A couple of articles from the Radio Times today. Tomorrow we’ll be looking at the first episode of the fifth series – ‘The Whistling Spy Enigma’ – first broadcast on 28 September 1954.
That week’s Radio Times carried a short piece in its gossip column, ‘Both Sides of the Microphone’, featuring some comments from Jimmy Grafton about the origins of the show.
Read it on the BBC’s Genome Project here.
The listing page for ‘The Whistling Spy Enigma’ is available here. The fifth series was the only one for which almost every episode had a synopsis published in the Radio Times.
The first few episodes of the sixth series had them, too, but the editors appear to have abandoned this idea – possibly because Milligan’s synopses were getting further and further removed from what was actually broadcast, or possibly because of several instances where the episode broadcast was not what the RT said it would be. But more of that later.

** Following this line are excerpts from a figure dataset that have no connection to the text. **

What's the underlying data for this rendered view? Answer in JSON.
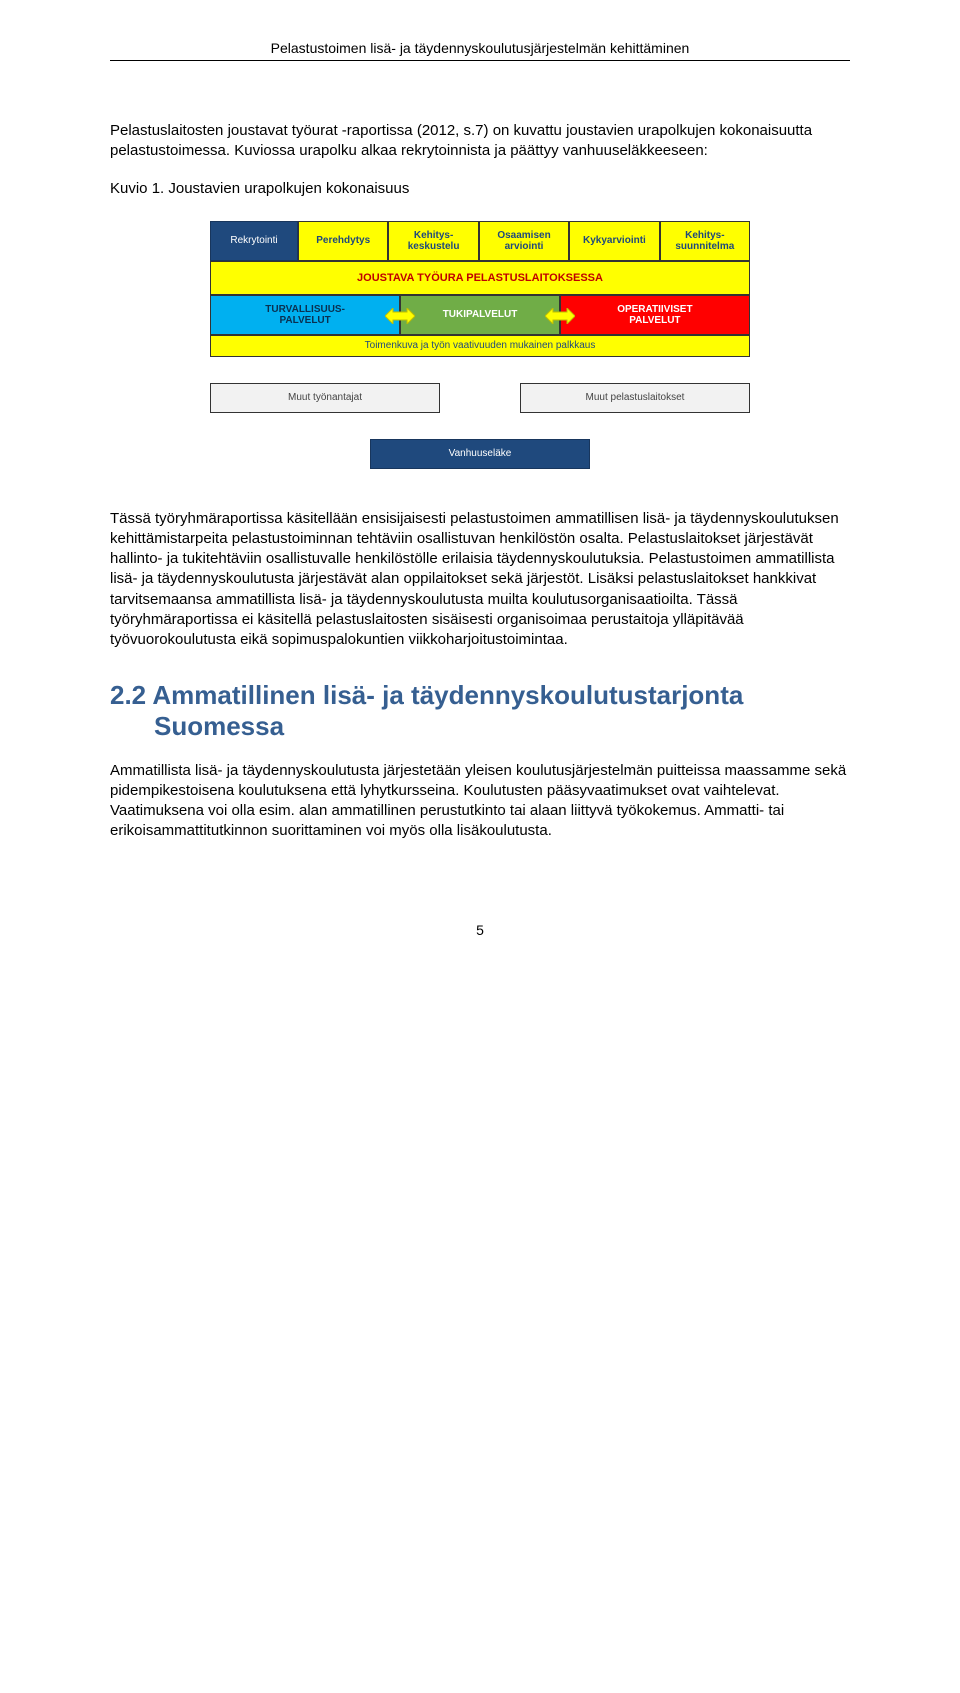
{
  "header_title": "Pelastustoimen lisä- ja täydennyskoulutusjärjestelmän kehittäminen",
  "intro_paragraph": "Pelastuslaitosten joustavat työurat -raportissa (2012, s.7) on kuvattu joustavien urapolkujen kokonaisuutta pelastustoimessa. Kuviossa urapolku alkaa rekrytoinnista ja päättyy vanhuuseläkkeeseen:",
  "kuvio_label": "Kuvio 1. Joustavien urapolkujen kokonaisuus",
  "diagram": {
    "type": "flowchart",
    "row1": {
      "rekrytointi": "Rekrytointi",
      "perehdytys": "Perehdytys",
      "kehityskeskustelu": "Kehitys-\nkeskustelu",
      "osaamisen_arviointi": "Osaamisen\narviointi",
      "kykyarviointi": "Kykyarviointi",
      "kehityssuunnitelma": "Kehitys-\nsuunnitelma"
    },
    "joustava": "JOUSTAVA TYÖURA PELASTUSLAITOKSESSA",
    "row3": {
      "turvallisuus": "TURVALLISUUS-\nPALVELUT",
      "tukipalvelut": "TUKIPALVELUT",
      "operatiiviset": "OPERATIIVISET\nPALVELUT"
    },
    "toimenkuva": "Toimenkuva ja työn vaativuuden mukainen palkkaus",
    "row5": {
      "muut_tyonantajat": "Muut työnantajat",
      "muut_pelastuslaitokset": "Muut pelastuslaitokset"
    },
    "vanhuuselake": "Vanhuuseläke",
    "colors": {
      "dark_blue": "#1f497d",
      "yellow": "#ffff00",
      "yellow_text": "#1f497d",
      "red_text": "#c00000",
      "light_blue": "#00b0f0",
      "green": "#70ad47",
      "red": "#ff0000",
      "grey": "#f2f2f2",
      "arrow_fill": "#ffff00",
      "arrow_stroke": "#bfbf00"
    }
  },
  "main_paragraph": "Tässä työryhmäraportissa käsitellään ensisijaisesti pelastustoimen ammatillisen lisä- ja täydennyskoulutuksen kehittämistarpeita pelastustoiminnan tehtäviin osallistuvan henkilöstön osalta. Pelastuslaitokset järjestävät hallinto- ja tukitehtäviin osallistuvalle henkilöstölle erilaisia täydennyskoulutuksia. Pelastustoimen ammatillista lisä- ja täydennyskoulutusta järjestävät alan oppilaitokset sekä järjestöt. Lisäksi pelastuslaitokset hankkivat tarvitsemaansa ammatillista lisä- ja täydennyskoulutusta muilta koulutusorganisaatioilta. Tässä työryhmäraportissa ei käsitellä pelastuslaitosten sisäisesti organisoimaa perustaitoja ylläpitävää työvuorokoulutusta eikä sopimuspalokuntien viikkoharjoitustoimintaa.",
  "heading_line1": "2.2 Ammatillinen lisä- ja täydennyskoulutustarjonta",
  "heading_line2": "Suomessa",
  "para2": "Ammatillista lisä- ja täydennyskoulutusta järjestetään yleisen koulutusjärjestelmän puitteissa maassamme sekä pidempikestoisena koulutuksena että lyhytkursseina. Koulutusten pääsyvaatimukset ovat vaihtelevat. Vaatimuksena voi olla esim. alan ammatillinen perustutkinto tai alaan liittyvä työkokemus. Ammatti- tai erikoisammattitutkinnon suorittaminen voi myös olla lisäkoulutusta.",
  "page_number": "5"
}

Eagle-eyed readers should probably see an optician, but before they do so they might notice in the cast list one Wallace Greenslade as Two-Ton Terence O’Toole. Although this was obviously a slightly mean joke at Wal’s expense, according to an article in the Daily Mirror from 28 September 1954, the joke caused an argument between the BBC and Equity, the actors’ union. The corporation had previously agreed not to list announcers as performers. Whoops.
Skipping ahead four years, the Radio Times issue from this very day in 1958 carried a larger promotional piece for the start of the ninth series, which began on 3 November 1958.
‘The Goons – as others see them’ makes for quite interesting reading, as it covers not only the show’s fans within the royal family, but also politicians and academics. Bud Flanagan – a member of The Crazy Gang series that has been cited as an inspiration for the Goon Show – also makes an appearance.
Lew (Sellers): Aaaaaach! What's on the telly? Greenslade: You will find the answer to that question in the Radio Times, price thruppence. Three copper coins, mark you, and by jove, it has become so interesting I would much sooner settle down and read it than listen to the radio any day. Secombe: Didn't you once have a photograph in the Radio Times, Mr Greenslade? Greenslade: I did indeed, page 12, March the 14th, 1935, and strangely enough I happen to have four copies on me now. Secombe: Well take them off and put a shirt on.
(From ‘Yehti’, Series 5 Episode 24, broadcast 8 March 1955)
And before anyone asks, yes I did check, and no, Wal did not have his picture in the Radio Times that week. The Radio Times may never lie, but BBC announcers do.